Project 10: Cardputer Firmware Architecture Blueprint (HAL -> Drivers -> Services -> UI -> App)
Build a production-style firmware architecture with strict boundaries, deterministic task communication, and maintainable feature scaling.
Quick Reference
| Attribute | Value |
|---|---|
| Difficulty | Expert |
| Time Estimate | 2-3 weeks |
| Main Programming Language | C |
| Alternative Programming Languages | C++, Rust |
| Coolness Level | Level 4 |
| Business Potential | Level 4 |
| Prerequisites | FreeRTOS basics, modular C design |
| Key Topics | Layered architecture, state machines, memory policy, watchdog strategy |
1. Learning Objectives
- Enforce dependency direction from app down to HAL.
- Choose RTOS primitives intentionally by data-flow shape.
- Prevent priority inversion and cross-layer coupling.
- Model UI with hierarchical state transitions.
2. All Theory Needed (Per-Concept Breakdown)
2.1 Layered Embedded Architecture
Fundamentals Layering protects maintainability. Hardware specifics must remain behind drivers and HAL contracts, while app logic consumes stable service interfaces.
Deep Dive into the concept Embedded architecture fails when every feature touches every layer. A disciplined design limits each module to one responsibility and one direction of dependency. This reduces regressions, enables targeted tests, and makes parallel development possible. For Cardputer, the architecture must also account for constrained memory and real-time responsiveness. Interface design should include ownership, lifetime, and failure behavior.
2.2 FreeRTOS Communication and State Modeling
- Queues: structured messages and ownership transfer.
- Stream/ring buffers: high-rate byte flows.
- Event groups: coarse synchronization, not payload transport.
- Hierarchical state machines: deterministic UI navigation.
3. Project Specification
3.1 What You Will Build
A reusable firmware scaffold with:
- HAL, drivers, services, UI, app module boundaries.
- Module contracts and lifecycle hooks.
- Task watchdog registration and fault reporting.
- State machine-driven app navigation.
3.2 Functional Requirements
- Every module compiles behind its interface boundary.
- Task communication paths are documented and bounded.

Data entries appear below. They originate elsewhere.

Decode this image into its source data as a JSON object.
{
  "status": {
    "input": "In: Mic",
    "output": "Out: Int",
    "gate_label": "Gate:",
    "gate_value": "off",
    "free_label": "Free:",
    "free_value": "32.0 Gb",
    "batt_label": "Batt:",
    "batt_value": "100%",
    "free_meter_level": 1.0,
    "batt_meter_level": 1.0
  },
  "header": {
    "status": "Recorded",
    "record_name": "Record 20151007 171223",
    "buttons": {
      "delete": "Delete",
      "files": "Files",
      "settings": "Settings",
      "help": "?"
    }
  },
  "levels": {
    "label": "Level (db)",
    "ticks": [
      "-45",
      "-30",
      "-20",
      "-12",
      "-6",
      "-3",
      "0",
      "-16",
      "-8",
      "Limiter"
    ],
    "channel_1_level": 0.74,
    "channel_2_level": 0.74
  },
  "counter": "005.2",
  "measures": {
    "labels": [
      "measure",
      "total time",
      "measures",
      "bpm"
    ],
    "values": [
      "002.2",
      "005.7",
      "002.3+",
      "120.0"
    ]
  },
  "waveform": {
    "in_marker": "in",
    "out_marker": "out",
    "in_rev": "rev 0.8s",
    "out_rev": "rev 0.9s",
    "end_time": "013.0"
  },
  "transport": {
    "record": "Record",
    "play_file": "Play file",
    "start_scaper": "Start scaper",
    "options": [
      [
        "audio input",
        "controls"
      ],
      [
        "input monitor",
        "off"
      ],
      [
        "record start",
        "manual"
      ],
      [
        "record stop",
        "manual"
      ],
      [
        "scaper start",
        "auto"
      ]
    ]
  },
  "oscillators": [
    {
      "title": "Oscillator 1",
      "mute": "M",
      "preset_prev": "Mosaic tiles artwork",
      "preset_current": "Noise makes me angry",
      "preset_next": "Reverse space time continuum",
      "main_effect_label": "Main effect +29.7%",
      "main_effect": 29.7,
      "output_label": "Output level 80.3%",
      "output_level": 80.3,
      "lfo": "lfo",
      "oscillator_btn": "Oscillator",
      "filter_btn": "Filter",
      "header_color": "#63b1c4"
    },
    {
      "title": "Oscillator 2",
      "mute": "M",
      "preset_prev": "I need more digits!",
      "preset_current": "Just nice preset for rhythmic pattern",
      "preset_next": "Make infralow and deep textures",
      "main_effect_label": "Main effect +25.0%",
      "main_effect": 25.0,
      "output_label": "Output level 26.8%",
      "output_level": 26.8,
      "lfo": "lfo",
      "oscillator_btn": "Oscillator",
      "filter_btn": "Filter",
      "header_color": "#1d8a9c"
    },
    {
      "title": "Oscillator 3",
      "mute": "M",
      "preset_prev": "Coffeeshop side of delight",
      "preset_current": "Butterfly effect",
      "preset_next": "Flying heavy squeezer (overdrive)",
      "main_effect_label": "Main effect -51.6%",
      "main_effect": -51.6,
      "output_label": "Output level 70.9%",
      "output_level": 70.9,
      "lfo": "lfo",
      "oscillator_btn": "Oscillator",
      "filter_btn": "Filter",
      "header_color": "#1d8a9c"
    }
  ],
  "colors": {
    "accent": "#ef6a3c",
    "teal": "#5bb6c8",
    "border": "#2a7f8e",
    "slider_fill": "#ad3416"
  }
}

- UI routing is state-machine based.
- Watchdog faults map to actionable logs.
3.3 Example Output
I arch: HAL init OK
I arch: service bus ready
I arch: ui state Home -> Tools -> Analyzer
I arch: watchdog healthy tasks=7
I arch: heap fragmentation index=0.06
4. Solution Architecture
[App Layer]
|
[UI Layer]
|
[Services]
|
[Drivers]
|
[HAL]
5. Implementation Guide
5.1 Core Question
“How do I scale firmware features without turning the codebase into a tightly-coupled maze?”
5.2 Design Questions
- Which layer owns hardware error translation?
- Where should retries and backoff logic live?

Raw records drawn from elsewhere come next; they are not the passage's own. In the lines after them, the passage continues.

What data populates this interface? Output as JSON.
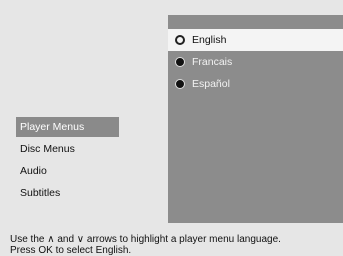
{
  "menu": {
    "items": [
      {
        "label": "Player Menus",
        "selected": true
      },
      {
        "label": "Disc Menus",
        "selected": false
      },
      {
        "label": "Audio",
        "selected": false
      },
      {
        "label": "Subtitles",
        "selected": false
      }
    ]
  },
  "options": {
    "items": [
      {
        "label": "English",
        "selected": true
      },
      {
        "label": "Francais",
        "selected": false
      },
      {
        "label": "Español",
        "selected": false
      }
    ]
  },
  "help": {
    "line1": "Use the ∧ and ∨ arrows to highlight a player menu language.",
    "line2": "Press OK to select English."
  },
  "colors": {
    "background": "#e6e6e6",
    "panel": "#8c8c8c",
    "highlight": "#f4f4f4",
    "menu_selected": "#8a8a8a"
  }
}
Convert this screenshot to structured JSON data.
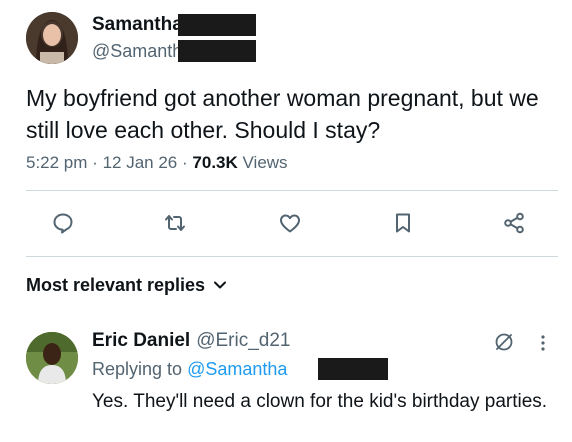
{
  "author": {
    "name": "Samantha",
    "handle": "@Samanth"
  },
  "tweet": {
    "text": "My boyfriend got another woman pregnant, but we still love each other. Should I stay?",
    "time": "5:22 pm",
    "sep1": "·",
    "date": "12 Jan 26",
    "sep2": "·",
    "views_count": "70.3K",
    "views_label": "Views"
  },
  "actions": [
    {
      "icon": "reply-icon"
    },
    {
      "icon": "retweet-icon"
    },
    {
      "icon": "like-icon"
    },
    {
      "icon": "bookmark-icon"
    },
    {
      "icon": "share-icon"
    }
  ],
  "replies_header": {
    "label": "Most relevant replies"
  },
  "reply": {
    "name": "Eric Daniel",
    "handle": "@Eric_d21",
    "replying_prefix": "Replying to",
    "replying_to": "@Samantha",
    "text": "Yes. They'll need a clown for the kid's birthday parties."
  },
  "colors": {
    "text": "#0f1419",
    "secondary": "#536471",
    "link": "#1d9bf0",
    "divider": "#cfd9de",
    "redaction": "#1a1a1a"
  }
}
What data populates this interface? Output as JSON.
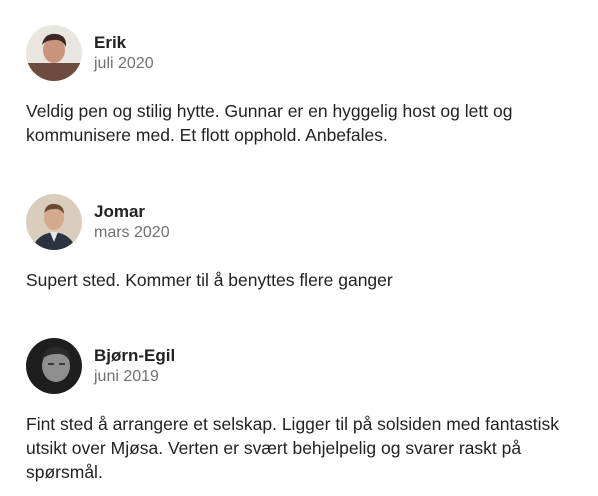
{
  "reviews": [
    {
      "name": "Erik",
      "date": "juli 2020",
      "text": "Veldig pen og stilig hytte. Gunnar er en hyggelig host og lett og kommunisere med. Et flott opphold. Anbefales."
    },
    {
      "name": "Jomar",
      "date": "mars 2020",
      "text": "Supert sted. Kommer til å benyttes flere ganger"
    },
    {
      "name": "Bjørn-Egil",
      "date": "juni 2019",
      "text": "Fint sted å arrangere et selskap. Ligger til på solsiden med fantastisk utsikt over Mjøsa. Verten er svært behjelpelig og svarer raskt på spørsmål."
    }
  ]
}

- Which allocations must be static?
5.3 Minimal Concrete Example
Pseudo-contract:
display_service.draw_frame(frame_id, region_list)
input_service.read_event(timeout_ms)
storage_service.atomic_commit(record)
6. Testing Strategy
- Unit: interface contract tests.
- Integration: cross-layer scenarios.
- Soak: mode switching and memory stability.
7. Common Pitfalls
- Layer bypass for “quick fixes”.
- Mutex misuse causing priority inversion.
- Hidden dynamic allocation in hot paths.
8. Extensions
- Plug-in app registry loader from SD manifest.
- Dynamic feature flags with safe fallbacks.
9. Self-Assessment
- I can explain each layer’s responsibilities.
- I can justify every RTOS primitive used.
- I can add a new feature without touching unrelated layers.